MinClusterDetector treats multivariate time series as independent points in a high-dimensional space, divides them into clusters, and identifies values in the smallest cluster as anomalous. This may help capturing outliers in high-dimensional space.

In the following example, we detect anomalous changes of relationship between the speed of a generator and power generated. The violation of regular relationship indicates equipment failure.

In [24]:
df = pd.read_csv('./data/generator.csv', index_col="Time", parse_dates=True, squeeze=True)
df = validate_series(df)
In [25]:
from adtk.detector import MinClusterDetector
from sklearn.cluster import KMeans
min_cluster_detector = MinClusterDetector(KMeans(n_clusters=3))
anomalies = min_cluster_detector.fit_detect(df)
plot(df, anomaly=anomalies, ts_linewidth=1, ts_markersize=3, anomaly_color='red', anomaly_alpha=0.3, curve_group='all');

OutlierDetector

OutlierDetector performs multivariate time-independent outlier detection and identifies outliers as anomalies. The multivariate outlier detection algorithm could be those in scikit-learn or other packages following same API.

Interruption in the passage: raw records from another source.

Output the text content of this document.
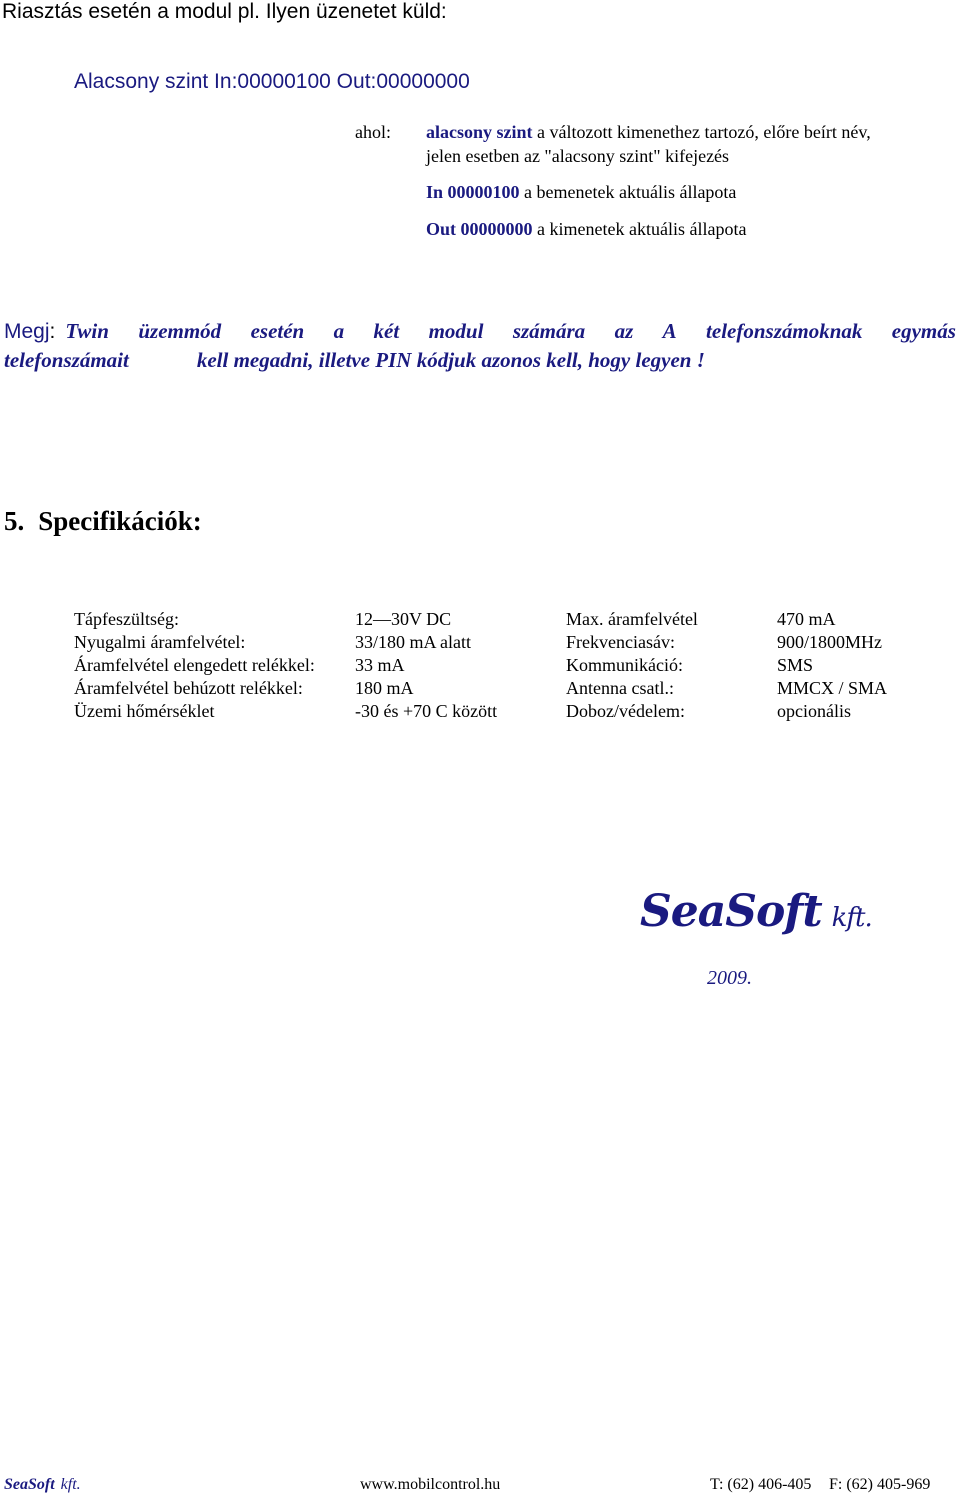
Riasztás esetén a modul pl. Ilyen üzenetet küld:
Alacsony szint In:00000100 Out:00000000
ahol: alacsony szint a változott kimenethez tartozó, előre beírt név,
jelen esetben az "alacsony szint" kifejezés
In 00000100 a bemenetek aktuális állapota
Out 00000000 a kimenetek aktuális állapota
Megj: Twin üzemmód esetén a két modul számára az A telefonszámoknak egymás
telefonszámait	kell megadni, illetve PIN kódjuk azonos kell, hogy legyen !
5. Specifikációk:
Tápfeszültség:	12—30V DC	Max. áramfelvétel	470 mA
Nyugalmi áramfelvétel:	33/180 mA alatt	Frekvenciasáv:	900/1800MHz
Áramfelvétel elengedett relékkel: 33 mA	Kommunikáció:	SMS
Áramfelvétel behúzott relékkel:	180 mA	Antenna csatl.:	MMCX / SMA
Üzemi hőmérséklet	-30 és +70 C között	Doboz/védelem:	opcionális
SeaSoft kft.
2009.
SeaSoft kft.	www.mobilcontrol.hu	T: (62) 406-405 F: (62) 405-969
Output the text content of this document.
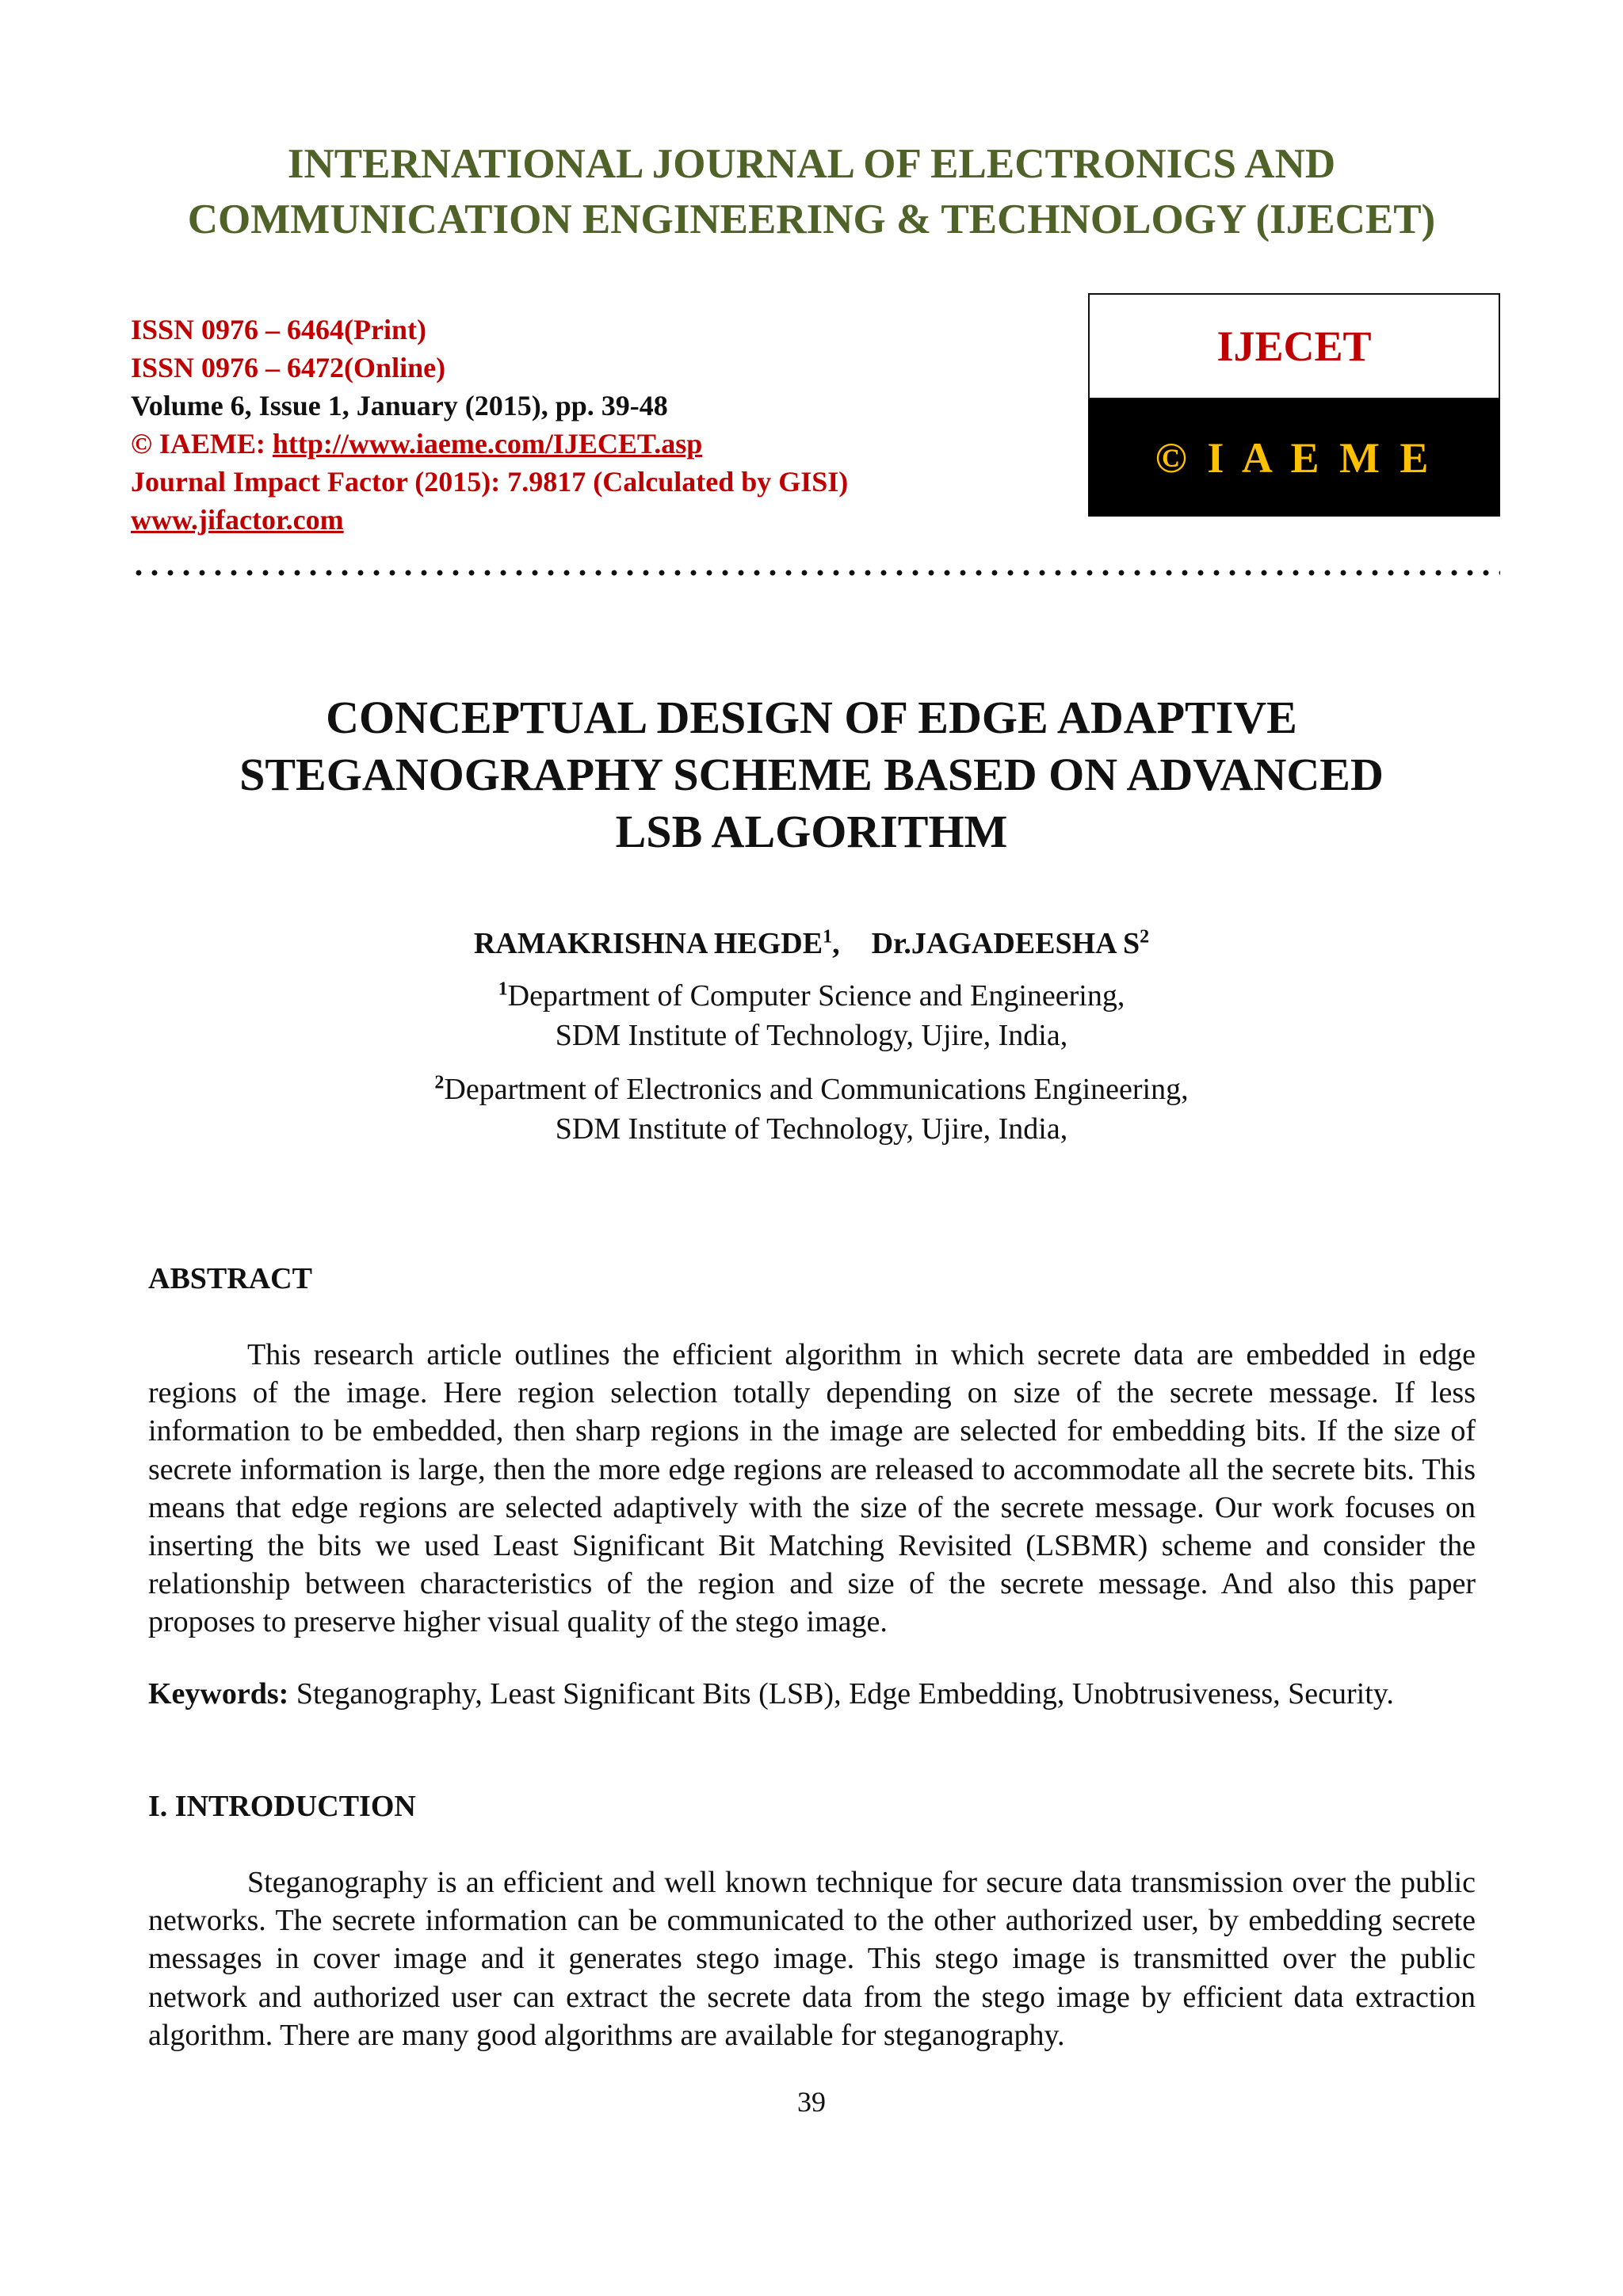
INTERNATIONAL JOURNAL OF ELECTRONICS AND
COMMUNICATION ENGINEERING & TECHNOLOGY (IJECET)
ISSN 0976 – 6464(Print)
ISSN 0976 – 6472(Online)
Volume 6, Issue 1, January (2015), pp. 39-48
© IAEME: http://www.iaeme.com/IJECET.asp
Journal Impact Factor (2015): 7.9817 (Calculated by GISI)
www.jifactor.com
IJECET
© I A E M E
CONCEPTUAL DESIGN OF EDGE ADAPTIVE
STEGANOGRAPHY SCHEME BASED ON ADVANCED
LSB ALGORITHM
RAMAKRISHNA HEGDE$^1$, Dr.JAGADEESHA $S^2$
$^1$Department of Computer Science and Engineering,
SDM Institute of Technology, Ujire, India,
$^2$Department of Electronics and Communications Engineering,
SDM Institute of Technology, Ujire, India,
ABSTRACT
This research article outlines the efficient algorithm in which secrete data are embedded in edge regions of the image. Here region selection totally depending on size of the secrete message. If less information to be embedded, then sharp regions in the image are selected for embedding bits. If the size of secrete information is large, then the more edge regions are released to accommodate all the secrete bits. This means that edge regions are selected adaptively with the size of the secrete message. Our work focuses on inserting the bits we used Least Significant Bit Matching Revisited (LSBMR) scheme and consider the relationship between characteristics of the region and size of the secrete message. And also this paper proposes to preserve higher visual quality of the stego image.
Keywords: Steganography, Least Significant Bits (LSB), Edge Embedding, Unobtrusiveness, Security.
I. INTRODUCTION
Steganography is an efficient and well known technique for secure data transmission over the public networks. The secrete information can be communicated to the other authorized user, by embedding secrete messages in cover image and it generates stego image. This stego image is transmitted over the public network and authorized user can extract the secrete data from the stego image by efficient data extraction algorithm. There are many good algorithms are available for steganography.
39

For the same example as above, we apply OutlierDetector with a scikit-learn local outlier factor model.

In [26]:
from adtk.detector import OutlierDetector
from sklearn.neighbors import LocalOutlierFactor
outlier_detector = OutlierDetector(LocalOutlierFactor(contamination=0.05))
anomalies = outlier_detector.fit_detect(df)
plot(df, anomaly=anomalies, ts_linewidth=1, ts_markersize=3, anomaly_color='red', anomaly_alpha=0.3, curve_group='all');

RegressionAD

RegressionAD detects anomalous violation of usual relationship between multivariate series by tracking regressive error. Internally, it is implemented as a pipenet with transformer RegressionResidual.

For the same example as above, we apply RegressionAD with linear regression model.

In [27]:
from adtk.detector import RegressionAD
from sklearn.linear_model import LinearRegression
regression_ad = RegressionAD(regressor=LinearRegression(), target="Speed (kRPM)", c=3.0)
anomalies = regression_ad.fit_detect(df)
plot(df, anomaly=anomalies, ts_linewidth=1, ts_markersize=3, anomaly_color='red', anomaly_alpha=0.3, curve_group='all');